Author: Lifeng Zhou; Arun Richard Chandrasekaran; Jibin Abraham Punnoose; Gaston Bonenfant; Stephon Charles; Oksana Levchenko; Pheonah Badu; Cassandra Cavaliere; Cara T. Pager; Ken Halvorsen
Title: Programmable low-cost DNA-based platform for viral RNA detection Document date: 2020_1_16
ID: 8kced06y_13
Snippet: The intrinsically high signal of our nanoswitches is enhanced here with a new "target multiplication" strategy where we use viral RNA fragmentation to multiply the number of targets, and thus increase the signal intensity. Using this approach, we reached near-clinical levels of detection in urine without the use of enzyme-mediated amplification strategies. This is of significance because enzymes can be key drivers of assay cost and complexity due.....

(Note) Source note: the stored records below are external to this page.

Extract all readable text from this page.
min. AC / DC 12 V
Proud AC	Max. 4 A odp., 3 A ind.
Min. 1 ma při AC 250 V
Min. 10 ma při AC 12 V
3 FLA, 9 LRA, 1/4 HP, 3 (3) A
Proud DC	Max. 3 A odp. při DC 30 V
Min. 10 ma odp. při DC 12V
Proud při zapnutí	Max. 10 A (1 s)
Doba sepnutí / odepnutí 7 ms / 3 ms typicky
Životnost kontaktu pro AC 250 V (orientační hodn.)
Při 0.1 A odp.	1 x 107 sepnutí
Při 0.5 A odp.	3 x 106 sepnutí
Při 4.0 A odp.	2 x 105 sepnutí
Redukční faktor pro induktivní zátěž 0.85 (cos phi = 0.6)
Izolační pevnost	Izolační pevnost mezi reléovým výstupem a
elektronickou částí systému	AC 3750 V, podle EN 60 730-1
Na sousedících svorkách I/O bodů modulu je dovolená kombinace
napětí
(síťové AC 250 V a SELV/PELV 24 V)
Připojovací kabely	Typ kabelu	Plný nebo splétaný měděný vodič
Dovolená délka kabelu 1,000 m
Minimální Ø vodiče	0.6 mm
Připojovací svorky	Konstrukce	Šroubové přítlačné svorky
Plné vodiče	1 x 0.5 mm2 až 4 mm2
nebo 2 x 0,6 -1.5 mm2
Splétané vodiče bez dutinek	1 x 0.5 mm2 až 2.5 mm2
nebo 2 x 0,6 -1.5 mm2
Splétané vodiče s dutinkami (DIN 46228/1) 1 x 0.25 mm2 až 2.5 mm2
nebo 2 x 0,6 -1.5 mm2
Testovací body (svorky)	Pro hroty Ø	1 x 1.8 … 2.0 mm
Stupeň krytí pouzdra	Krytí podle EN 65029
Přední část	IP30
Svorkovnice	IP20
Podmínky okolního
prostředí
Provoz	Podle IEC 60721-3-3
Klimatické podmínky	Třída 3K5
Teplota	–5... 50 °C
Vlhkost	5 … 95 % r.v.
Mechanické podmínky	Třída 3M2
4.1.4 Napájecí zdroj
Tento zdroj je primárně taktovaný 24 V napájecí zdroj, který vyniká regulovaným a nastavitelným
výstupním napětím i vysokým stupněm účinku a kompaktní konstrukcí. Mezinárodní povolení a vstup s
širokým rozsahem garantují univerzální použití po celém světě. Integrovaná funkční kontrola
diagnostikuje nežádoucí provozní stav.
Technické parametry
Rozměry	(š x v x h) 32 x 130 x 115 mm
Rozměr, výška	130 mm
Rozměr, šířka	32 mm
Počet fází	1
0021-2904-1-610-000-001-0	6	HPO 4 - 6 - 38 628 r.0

Document: The intrinsically high signal of our nanoswitches is enhanced here with a new "target multiplication" strategy where we use viral RNA fragmentation to multiply the number of targets, and thus increase the signal intensity. Using this approach, we reached near-clinical levels of detection in urine without the use of enzyme-mediated amplification strategies. This is of significance because enzymes can be key drivers of assay cost and complexity due to requirements including cold storage/transportation, special buffers and reagents, and strict operating temperatures. These factors make enzymatic assays difficult for field use or for use in low resource areas without modern lab infrastructure. Despite these challenges, most currently available techniques rely on enzyme triggered amplification. 7, 21, 57 For our assay, we demonstrated compatibility and dramatic signal improvement with an optional enzymatic preamplification step (Fig. 4C-4E) . However, we believe that further improvements should enable complete coverage of the clinical range without enzymes. A 30 mL sample of urine from a ZIKV-infected patient would contain from 10 5 to 10 9 copies of viral RNA, 58 theoretically surpassing our current detection limit. Efficient sample preparation using a viral RNA extraction kit (Fig. 4A-4B) , for example, could facilitate use with our DNA nanoswitch assay.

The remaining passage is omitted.